The United States was home to more than 745,290 franchise establishments in 2017. Big names like McDonald’s, Dunkin', Taco Bell and Planet Fitness generate millions of dollars annually. Dunkin', for example, has stores in 32 countries and requires a low investment of only $228,621, according to Entrepreneur. Before starting this kind of business, make sure you understand the characteristics of a franchise as well as the pros and cons.
Nowadays, anyone can start a business. Turning it into a successful venture is the hard part. After all, there's a reason why 90 percent of startups fail. Another option is to buy an existing business, but be prepared to pay the price.
Have you ever considered franchise ownership? With this business model, you get the right to use a company's logo, name, know-how and products in exchange for a fixed fee, a percentage of gross sales and recurring payments. The franchisor, or business owner, will provide you with everything you need to become successful, from training to marketing materials. The downside is that you won't have full control over the business.
About half of all U.S. retail sales come from franchises. In fact, one out of 12 American businesses is a franchise. This industry provides goods and services in more than 300 categories, from health and fitness to real estate. Depending on your budget, you can buy a franchise for as little as $25,000 or as much as $50 million. As a franchisee, you may be protected from competition and receive ongoing support from the franchisor.
One of the main advantages of a franchise is the low startup cost. Many times, buying a franchise is less expensive than starting a business from scratch. Dale Carnegie Training, for example, requires an initial investment of $52,200 to $226,500. Franchisees must also pay ad royalty fees and ongoing royalty fees of up to 12 percent. Some franchises require business experience, while others provide training.
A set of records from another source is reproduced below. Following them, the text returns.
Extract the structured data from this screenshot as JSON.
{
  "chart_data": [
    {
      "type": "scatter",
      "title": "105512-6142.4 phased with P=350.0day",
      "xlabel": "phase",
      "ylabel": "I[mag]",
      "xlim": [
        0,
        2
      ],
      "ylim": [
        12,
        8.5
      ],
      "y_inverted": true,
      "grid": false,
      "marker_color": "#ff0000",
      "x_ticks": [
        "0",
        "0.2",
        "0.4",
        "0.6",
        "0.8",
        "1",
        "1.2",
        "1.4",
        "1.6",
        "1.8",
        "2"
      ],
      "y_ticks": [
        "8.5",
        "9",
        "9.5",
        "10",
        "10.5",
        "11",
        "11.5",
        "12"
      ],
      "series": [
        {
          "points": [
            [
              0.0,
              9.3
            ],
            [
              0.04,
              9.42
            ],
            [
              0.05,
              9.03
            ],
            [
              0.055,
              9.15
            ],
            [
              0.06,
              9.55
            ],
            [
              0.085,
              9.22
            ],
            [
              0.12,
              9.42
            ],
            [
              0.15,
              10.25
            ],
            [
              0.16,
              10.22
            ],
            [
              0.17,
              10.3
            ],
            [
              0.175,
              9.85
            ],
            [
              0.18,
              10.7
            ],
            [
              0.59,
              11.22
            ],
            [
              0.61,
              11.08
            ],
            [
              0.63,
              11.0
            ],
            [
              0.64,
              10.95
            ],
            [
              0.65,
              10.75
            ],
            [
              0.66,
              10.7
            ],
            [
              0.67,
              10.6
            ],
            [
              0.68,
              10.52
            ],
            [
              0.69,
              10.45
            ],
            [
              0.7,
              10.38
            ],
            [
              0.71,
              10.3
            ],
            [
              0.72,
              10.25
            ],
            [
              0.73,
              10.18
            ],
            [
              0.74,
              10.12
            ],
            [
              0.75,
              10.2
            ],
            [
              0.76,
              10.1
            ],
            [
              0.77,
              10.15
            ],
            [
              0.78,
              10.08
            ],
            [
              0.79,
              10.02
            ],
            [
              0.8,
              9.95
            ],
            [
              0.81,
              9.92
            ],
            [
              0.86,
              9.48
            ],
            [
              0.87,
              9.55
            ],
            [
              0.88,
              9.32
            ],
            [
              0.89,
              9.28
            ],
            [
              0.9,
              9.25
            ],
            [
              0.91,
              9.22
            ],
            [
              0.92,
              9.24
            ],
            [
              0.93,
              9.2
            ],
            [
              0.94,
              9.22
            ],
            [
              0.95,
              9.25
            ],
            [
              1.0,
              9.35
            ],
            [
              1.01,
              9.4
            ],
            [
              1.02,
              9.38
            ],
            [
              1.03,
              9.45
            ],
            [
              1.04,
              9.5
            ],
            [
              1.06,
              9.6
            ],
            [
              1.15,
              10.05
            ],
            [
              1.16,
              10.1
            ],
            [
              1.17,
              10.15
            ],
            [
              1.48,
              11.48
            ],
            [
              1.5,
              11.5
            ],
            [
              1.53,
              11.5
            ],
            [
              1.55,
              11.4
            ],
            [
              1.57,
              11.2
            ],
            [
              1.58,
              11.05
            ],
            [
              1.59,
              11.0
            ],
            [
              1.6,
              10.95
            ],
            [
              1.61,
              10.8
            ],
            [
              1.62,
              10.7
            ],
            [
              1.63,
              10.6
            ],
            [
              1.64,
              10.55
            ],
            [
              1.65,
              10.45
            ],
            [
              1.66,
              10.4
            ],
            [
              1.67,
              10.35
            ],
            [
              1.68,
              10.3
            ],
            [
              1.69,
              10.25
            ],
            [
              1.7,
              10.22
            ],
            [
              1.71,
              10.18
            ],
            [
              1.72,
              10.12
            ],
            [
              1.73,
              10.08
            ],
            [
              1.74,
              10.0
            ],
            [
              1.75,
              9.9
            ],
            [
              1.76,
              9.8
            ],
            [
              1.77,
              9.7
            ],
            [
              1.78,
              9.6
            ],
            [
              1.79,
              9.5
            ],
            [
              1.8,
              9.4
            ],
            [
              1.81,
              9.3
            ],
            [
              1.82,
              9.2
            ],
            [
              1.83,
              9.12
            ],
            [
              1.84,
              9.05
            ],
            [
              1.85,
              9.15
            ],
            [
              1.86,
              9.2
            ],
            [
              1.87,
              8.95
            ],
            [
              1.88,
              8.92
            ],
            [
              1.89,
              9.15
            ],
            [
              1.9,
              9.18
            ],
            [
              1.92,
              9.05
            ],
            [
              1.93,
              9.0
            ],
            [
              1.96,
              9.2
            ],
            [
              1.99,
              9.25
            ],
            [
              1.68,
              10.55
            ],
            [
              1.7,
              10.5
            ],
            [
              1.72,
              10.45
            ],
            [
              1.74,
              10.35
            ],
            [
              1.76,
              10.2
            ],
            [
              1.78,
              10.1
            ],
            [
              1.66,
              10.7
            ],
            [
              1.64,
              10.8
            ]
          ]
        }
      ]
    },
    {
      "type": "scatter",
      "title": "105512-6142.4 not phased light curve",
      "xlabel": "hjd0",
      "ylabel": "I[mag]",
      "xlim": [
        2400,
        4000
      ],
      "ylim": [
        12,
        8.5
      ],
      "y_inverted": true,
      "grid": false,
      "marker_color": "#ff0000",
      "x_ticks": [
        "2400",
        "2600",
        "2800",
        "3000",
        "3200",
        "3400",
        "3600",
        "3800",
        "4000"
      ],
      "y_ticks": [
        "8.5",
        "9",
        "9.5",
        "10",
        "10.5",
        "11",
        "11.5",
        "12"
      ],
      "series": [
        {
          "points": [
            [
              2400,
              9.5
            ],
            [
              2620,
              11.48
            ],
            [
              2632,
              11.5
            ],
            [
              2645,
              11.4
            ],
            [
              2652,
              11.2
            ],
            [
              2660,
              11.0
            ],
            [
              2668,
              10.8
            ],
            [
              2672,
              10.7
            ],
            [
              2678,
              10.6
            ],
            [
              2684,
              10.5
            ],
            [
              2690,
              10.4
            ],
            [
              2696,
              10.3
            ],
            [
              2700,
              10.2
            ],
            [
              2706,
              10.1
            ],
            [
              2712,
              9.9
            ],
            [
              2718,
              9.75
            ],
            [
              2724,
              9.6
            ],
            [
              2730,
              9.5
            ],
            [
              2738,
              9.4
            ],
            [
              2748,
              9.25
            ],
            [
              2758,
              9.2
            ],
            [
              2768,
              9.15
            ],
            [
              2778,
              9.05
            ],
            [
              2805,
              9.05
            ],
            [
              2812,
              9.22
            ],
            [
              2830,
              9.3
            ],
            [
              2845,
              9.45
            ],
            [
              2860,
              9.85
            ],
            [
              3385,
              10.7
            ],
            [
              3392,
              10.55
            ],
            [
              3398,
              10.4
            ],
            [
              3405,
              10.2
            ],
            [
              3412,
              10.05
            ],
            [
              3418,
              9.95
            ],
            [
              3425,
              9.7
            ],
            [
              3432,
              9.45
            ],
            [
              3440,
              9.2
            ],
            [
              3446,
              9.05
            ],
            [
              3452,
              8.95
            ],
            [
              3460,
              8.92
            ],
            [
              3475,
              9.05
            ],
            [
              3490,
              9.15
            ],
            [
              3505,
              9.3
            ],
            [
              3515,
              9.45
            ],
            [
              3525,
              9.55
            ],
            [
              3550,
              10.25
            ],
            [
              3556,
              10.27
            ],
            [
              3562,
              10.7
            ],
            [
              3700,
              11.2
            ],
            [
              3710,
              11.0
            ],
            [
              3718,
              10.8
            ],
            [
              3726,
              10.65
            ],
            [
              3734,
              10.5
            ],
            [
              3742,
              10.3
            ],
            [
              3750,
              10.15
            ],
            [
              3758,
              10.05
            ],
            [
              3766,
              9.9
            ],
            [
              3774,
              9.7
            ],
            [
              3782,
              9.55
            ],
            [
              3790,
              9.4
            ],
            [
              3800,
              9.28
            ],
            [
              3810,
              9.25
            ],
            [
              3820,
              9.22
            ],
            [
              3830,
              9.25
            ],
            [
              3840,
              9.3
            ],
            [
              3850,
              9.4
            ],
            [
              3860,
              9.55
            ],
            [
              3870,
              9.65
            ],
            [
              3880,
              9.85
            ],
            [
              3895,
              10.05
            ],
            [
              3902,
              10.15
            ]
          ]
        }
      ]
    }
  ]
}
The nature of franchising is different than that of other business models. Franchisees enjoy the freedom of business ownership while being part of a larger network with its own set of rules and regulations. The relationship between the franchisor and franchisee is governed by a contract that outlines the rights and obligations of each party. A fitness franchise, for instance, will grant you the right to use the franchisor's training systems and workout plans, but you cannot develop and promote your own training programs.
Make sure you are fully aware of the drawbacks and advantages of a franchise. This business model has a higher success rate than most startups and makes it easier to secure financing. Furthermore, franchises have an established image and strong media relations, which can reduce your advertising costs. Their goods and services have a loyal customer base. You won't need to test the market and define your buyer persona because you already know your target audience.
The average cost of starting a franchise is around $250,000. Some franchisees, especially those operating in the real estate industry, require higher startup costs that many entrepreneurs cannot afford. Hilton Hotels & Resorts, for example, charges anywhere between $29 million and $112 million plus a $75,000 initial franchise fee. Additionally, franchisees must pay ongoing royalty and advertising fees, which is one of the primary characteristics of a franchise.
Another drawback is that you must share your profit with the franchisor. Starting your own business, on the other hand, allows you to keep all the revenue. With a franchise, there will be restrictions on the suppliers you can use, the goods you can sell and where you can operate. As an independent business owner, you have more freedom and flexibility.
When you're a franchisee, the success of your business doesn't depend entirely on you. If other franchisees make mistakes that affect the brand's reputation, your revenue will suffer too. Breaking a franchise agreement can be expensive and complicated, which further limits your freedom. Also, be aware that franchisees can fail too. Common mistakes such as hiring inexperienced staff, choosing the wrong location or underestimating the commitment required can hurt your business and your revenue.